Paul Dales, U.S. economist at Capital Economics, noted that housing starts remain 74 percent below their 2006 peak and predicted the housing recovery would be a very "long-winded process."




Meanwhile, initial claims for unemployment benefits dropped last week to a seasonally adjusted 545,000 from an upwardly revised 557,000 the previous week, the Labor Department said Thursday. Wall Street economists expected claims to rise by 5,000, according to Thomson Reuters.

The decline was the third in the past four weeks. The four-week average, which smooths out fluctuations, dropped 8,750 to 563,000. Despite the improvement, that's far above the 325,000 per week that is typical in a healthy economy.

Saturday, September 12, 2009



Rates for 30-year home loans ticked down for the second-straight week, remaining close to record lows reached over the spring.

The average rate for a 30-year fixed mortgage was 5.07 percent this week, down from 5.08 percent a week earlier, mortgage company Freddie Mac said Thursday. Rates, while above the record low of 4.78 percent hit in the spring, are still at attractive levels for people looking to buy a home or refinance.

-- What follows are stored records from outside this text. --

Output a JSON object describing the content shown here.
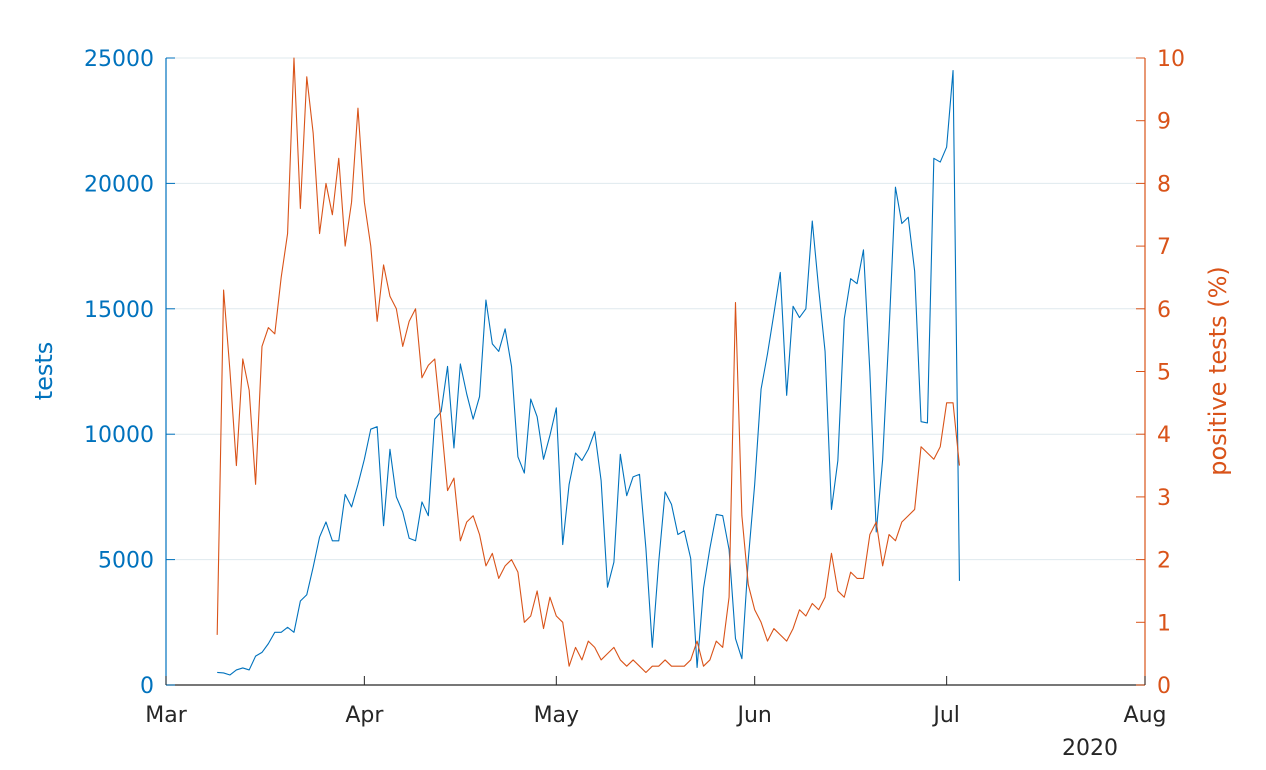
{
  "chart_data": {
    "type": "line",
    "title": "",
    "x_axis": {
      "ticks": [
        "Mar",
        "Apr",
        "May",
        "Jun",
        "Jul",
        "Aug"
      ],
      "tick_dates": [
        "2020-03-01",
        "2020-04-01",
        "2020-05-01",
        "2020-06-01",
        "2020-07-01",
        "2020-08-01"
      ],
      "range": [
        "2020-03-01",
        "2020-08-01"
      ],
      "year_label": "2020"
    },
    "y_left": {
      "label": "tests",
      "range": [
        0,
        25000
      ],
      "ticks": [
        "0",
        "5000",
        "10000",
        "15000",
        "20000",
        "25000"
      ],
      "color": "#0072BD"
    },
    "y_right": {
      "label": "positive tests (%)",
      "range": [
        0,
        10
      ],
      "ticks": [
        "0",
        "1",
        "2",
        "3",
        "4",
        "5",
        "6",
        "7",
        "8",
        "9",
        "10"
      ],
      "color": "#D95319"
    },
    "grid": "horizontal",
    "start_date": "2020-03-09",
    "series": [
      {
        "name": "tests",
        "axis": "left",
        "color": "#0072BD",
        "values": [
          500,
          480,
          400,
          600,
          680,
          600,
          1150,
          1300,
          1650,
          2100,
          2100,
          2300,
          2100,
          3350,
          3600,
          4700,
          5900,
          6500,
          5750,
          5750,
          7600,
          7100,
          8000,
          9000,
          10200,
          10300,
          6350,
          9400,
          7500,
          6900,
          5850,
          5750,
          7300,
          6750,
          10600,
          10900,
          12700,
          9450,
          12800,
          11600,
          10600,
          11500,
          15350,
          13600,
          13300,
          14200,
          12700,
          9100,
          8450,
          11400,
          10700,
          9000,
          9950,
          11050,
          5600,
          8000,
          9250,
          8950,
          9400,
          10100,
          8150,
          3900,
          4900,
          9200,
          7550,
          8300,
          8400,
          5450,
          1500,
          4900,
          7700,
          7200,
          6000,
          6150,
          5050,
          700,
          3850,
          5450,
          6800,
          6750,
          5400,
          1850,
          1050,
          5000,
          8000,
          11800,
          13200,
          14800,
          16450,
          11550,
          15100,
          14650,
          15000,
          18500,
          15800,
          13300,
          7000,
          8950,
          14600,
          16200,
          16000,
          17350,
          12500,
          6100,
          9000,
          14100,
          19850,
          18400,
          18650,
          16500,
          10500,
          10450,
          21000,
          20850,
          21450,
          24500,
          4150
        ]
      },
      {
        "name": "positive tests (%)",
        "axis": "right",
        "color": "#D95319",
        "values": [
          0.8,
          6.3,
          5.0,
          3.5,
          5.2,
          4.7,
          3.2,
          5.4,
          5.7,
          5.6,
          6.5,
          7.2,
          10.0,
          7.6,
          9.7,
          8.8,
          7.2,
          8.0,
          7.5,
          8.4,
          7.0,
          7.7,
          9.2,
          7.7,
          7.0,
          5.8,
          6.7,
          6.2,
          6.0,
          5.4,
          5.8,
          6.0,
          4.9,
          5.1,
          5.2,
          4.2,
          3.1,
          3.3,
          2.3,
          2.6,
          2.7,
          2.4,
          1.9,
          2.1,
          1.7,
          1.9,
          2.0,
          1.8,
          1.0,
          1.1,
          1.5,
          0.9,
          1.4,
          1.1,
          1.0,
          0.3,
          0.6,
          0.4,
          0.7,
          0.6,
          0.4,
          0.5,
          0.6,
          0.4,
          0.3,
          0.4,
          0.3,
          0.2,
          0.3,
          0.3,
          0.4,
          0.3,
          0.3,
          0.3,
          0.4,
          0.7,
          0.3,
          0.4,
          0.7,
          0.6,
          1.4,
          6.1,
          2.7,
          1.6,
          1.2,
          1.0,
          0.7,
          0.9,
          0.8,
          0.7,
          0.9,
          1.2,
          1.1,
          1.3,
          1.2,
          1.4,
          2.1,
          1.5,
          1.4,
          1.8,
          1.7,
          1.7,
          2.4,
          2.6,
          1.9,
          2.4,
          2.3,
          2.6,
          2.7,
          2.8,
          3.8,
          3.7,
          3.6,
          3.8,
          4.5,
          4.5,
          3.5
        ]
      }
    ]
  }
}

Rates should stay low for another month or two as government efforts to keep them low remain effective, predicts Michael Larson, an interest rate and real estate analyst with Weiss Research.

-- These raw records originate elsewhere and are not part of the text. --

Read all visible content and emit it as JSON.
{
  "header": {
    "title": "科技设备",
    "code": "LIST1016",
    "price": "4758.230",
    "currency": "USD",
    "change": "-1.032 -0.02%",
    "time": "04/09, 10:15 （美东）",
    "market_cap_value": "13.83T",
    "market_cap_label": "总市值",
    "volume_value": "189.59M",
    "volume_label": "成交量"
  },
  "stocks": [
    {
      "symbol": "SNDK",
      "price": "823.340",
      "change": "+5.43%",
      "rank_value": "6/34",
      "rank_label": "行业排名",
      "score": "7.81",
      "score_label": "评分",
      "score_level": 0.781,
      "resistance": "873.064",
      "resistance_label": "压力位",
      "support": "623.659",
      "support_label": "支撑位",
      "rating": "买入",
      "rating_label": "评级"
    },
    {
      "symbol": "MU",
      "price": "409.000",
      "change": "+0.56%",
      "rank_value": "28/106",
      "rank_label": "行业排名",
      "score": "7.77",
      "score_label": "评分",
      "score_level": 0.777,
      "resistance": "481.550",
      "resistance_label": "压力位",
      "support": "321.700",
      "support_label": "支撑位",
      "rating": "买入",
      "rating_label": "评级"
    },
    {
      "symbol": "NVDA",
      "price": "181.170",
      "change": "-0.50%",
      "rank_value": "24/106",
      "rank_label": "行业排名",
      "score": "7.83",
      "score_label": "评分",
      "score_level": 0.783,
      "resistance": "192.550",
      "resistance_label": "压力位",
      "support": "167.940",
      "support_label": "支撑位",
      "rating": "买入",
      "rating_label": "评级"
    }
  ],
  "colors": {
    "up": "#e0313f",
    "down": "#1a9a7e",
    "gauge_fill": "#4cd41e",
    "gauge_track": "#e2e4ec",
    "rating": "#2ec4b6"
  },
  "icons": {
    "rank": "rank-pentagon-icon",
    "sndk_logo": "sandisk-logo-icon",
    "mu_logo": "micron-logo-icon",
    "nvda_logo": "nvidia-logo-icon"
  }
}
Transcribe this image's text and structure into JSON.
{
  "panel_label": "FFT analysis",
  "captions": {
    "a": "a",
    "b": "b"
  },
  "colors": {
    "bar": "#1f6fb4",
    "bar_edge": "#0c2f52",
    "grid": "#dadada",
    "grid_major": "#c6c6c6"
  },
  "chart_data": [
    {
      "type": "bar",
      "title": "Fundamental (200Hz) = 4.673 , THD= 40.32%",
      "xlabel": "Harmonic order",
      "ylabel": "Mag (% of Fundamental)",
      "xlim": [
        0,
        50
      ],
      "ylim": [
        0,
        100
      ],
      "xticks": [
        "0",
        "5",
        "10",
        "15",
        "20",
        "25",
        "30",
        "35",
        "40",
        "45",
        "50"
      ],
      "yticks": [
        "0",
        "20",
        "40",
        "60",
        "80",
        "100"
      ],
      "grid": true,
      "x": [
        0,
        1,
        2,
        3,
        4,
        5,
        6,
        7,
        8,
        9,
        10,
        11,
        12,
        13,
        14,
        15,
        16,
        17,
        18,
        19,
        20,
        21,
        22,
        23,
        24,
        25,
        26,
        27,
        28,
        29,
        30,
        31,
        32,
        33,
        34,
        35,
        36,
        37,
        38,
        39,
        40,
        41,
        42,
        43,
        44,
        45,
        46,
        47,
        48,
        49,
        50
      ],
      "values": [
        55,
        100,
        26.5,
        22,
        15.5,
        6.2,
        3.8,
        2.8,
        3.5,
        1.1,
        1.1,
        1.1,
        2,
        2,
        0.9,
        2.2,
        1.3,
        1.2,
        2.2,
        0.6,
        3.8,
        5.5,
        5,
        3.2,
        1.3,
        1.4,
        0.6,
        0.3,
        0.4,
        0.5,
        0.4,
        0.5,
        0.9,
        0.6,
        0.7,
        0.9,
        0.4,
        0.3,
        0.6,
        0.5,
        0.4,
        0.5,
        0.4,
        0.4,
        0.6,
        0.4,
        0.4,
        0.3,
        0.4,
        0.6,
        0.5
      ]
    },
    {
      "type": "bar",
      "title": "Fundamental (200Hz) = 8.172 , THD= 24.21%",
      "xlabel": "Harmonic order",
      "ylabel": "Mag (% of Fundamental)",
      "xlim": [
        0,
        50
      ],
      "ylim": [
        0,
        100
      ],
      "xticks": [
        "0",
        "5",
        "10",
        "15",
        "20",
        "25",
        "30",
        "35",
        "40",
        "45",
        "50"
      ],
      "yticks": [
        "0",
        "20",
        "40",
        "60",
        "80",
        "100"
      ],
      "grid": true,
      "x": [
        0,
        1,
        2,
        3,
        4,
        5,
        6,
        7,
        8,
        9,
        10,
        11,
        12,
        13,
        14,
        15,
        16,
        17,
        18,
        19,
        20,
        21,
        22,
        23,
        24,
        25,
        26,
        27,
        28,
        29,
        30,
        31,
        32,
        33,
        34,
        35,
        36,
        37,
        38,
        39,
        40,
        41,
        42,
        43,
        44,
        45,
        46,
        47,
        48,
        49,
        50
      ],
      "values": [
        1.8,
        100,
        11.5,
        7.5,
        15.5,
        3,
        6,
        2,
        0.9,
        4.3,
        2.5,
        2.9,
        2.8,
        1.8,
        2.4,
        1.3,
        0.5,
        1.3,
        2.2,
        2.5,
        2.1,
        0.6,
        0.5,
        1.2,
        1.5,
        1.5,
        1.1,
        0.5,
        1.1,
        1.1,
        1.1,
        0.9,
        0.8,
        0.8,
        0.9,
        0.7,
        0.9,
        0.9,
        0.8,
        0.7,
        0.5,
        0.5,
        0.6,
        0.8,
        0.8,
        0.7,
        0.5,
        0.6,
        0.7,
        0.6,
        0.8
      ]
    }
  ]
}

But it won’t last forever. Rates will eventually trend upward, Larson said, as the economy starts to turn around and concerns return about how long overseas investors can stomach massive levels of U.S. debt.

“Over the longer-term, there’s going to be general upward pressure on interest rates across the spectrum,” he said. “Mortgage rates will be caught up in that.”

To prop up the housing market and help the economy revive from the worst recession since the 1930s, the Federal Reserve is spending $1.25 trillion on mortgage-backed securities, which has driven down rates on home loans.

That money is set to run out by winter, though some analysts expect the central bank to add more money to the program or allow it to last longer by gradually reducing its purchases.

“What the Fed does not want is to see a sharp pickup in mortgage rates,” said Greg McBride, senior financial analyst with Bankrate.com. “That would throw cold water on a recovering housing market.”

With rates low, borrowers are seizing on the opportunity. Mortgage applications for refinancing surged 22.5 percent for the week ending Sept. 4 in the biggest one-week jump since mid-March. According to the Mortgage Bankers Association, applications for home purchases were up 9.5 percent.

Despite government efforts to prop up the mortgage market, qualifying for a loan is still tough. Lenders have tightened their standards dramatically, so the best rates are available to those with solid credit and a 20 percent down payment.

Freddie Mac collects mortgage rates on Monday through Wednesday of each week from lenders around the country. Rates often fluctuate significantly, even within a given day.

The average rate on a 15-year fixed-rate mortgage fell to 4.5 percent, from 4.54 percent last week, according to Freddie Mac.

Rates on five-year, adjustable-rate mortgages averaged 4.51 percent, down from 4.59 percent a week earlier. Rates on one-year, adjustable-rate mortgages rose to 4.64 percent from 4.62 percent.

The rates do not include add-on fees known as points. The nationwide fee for loans in Freddie Mac’s survey averaged 0.7 point for 30-year and 15-year loans, 0.5 point for five-year loans and 0.6 point for one-year loans.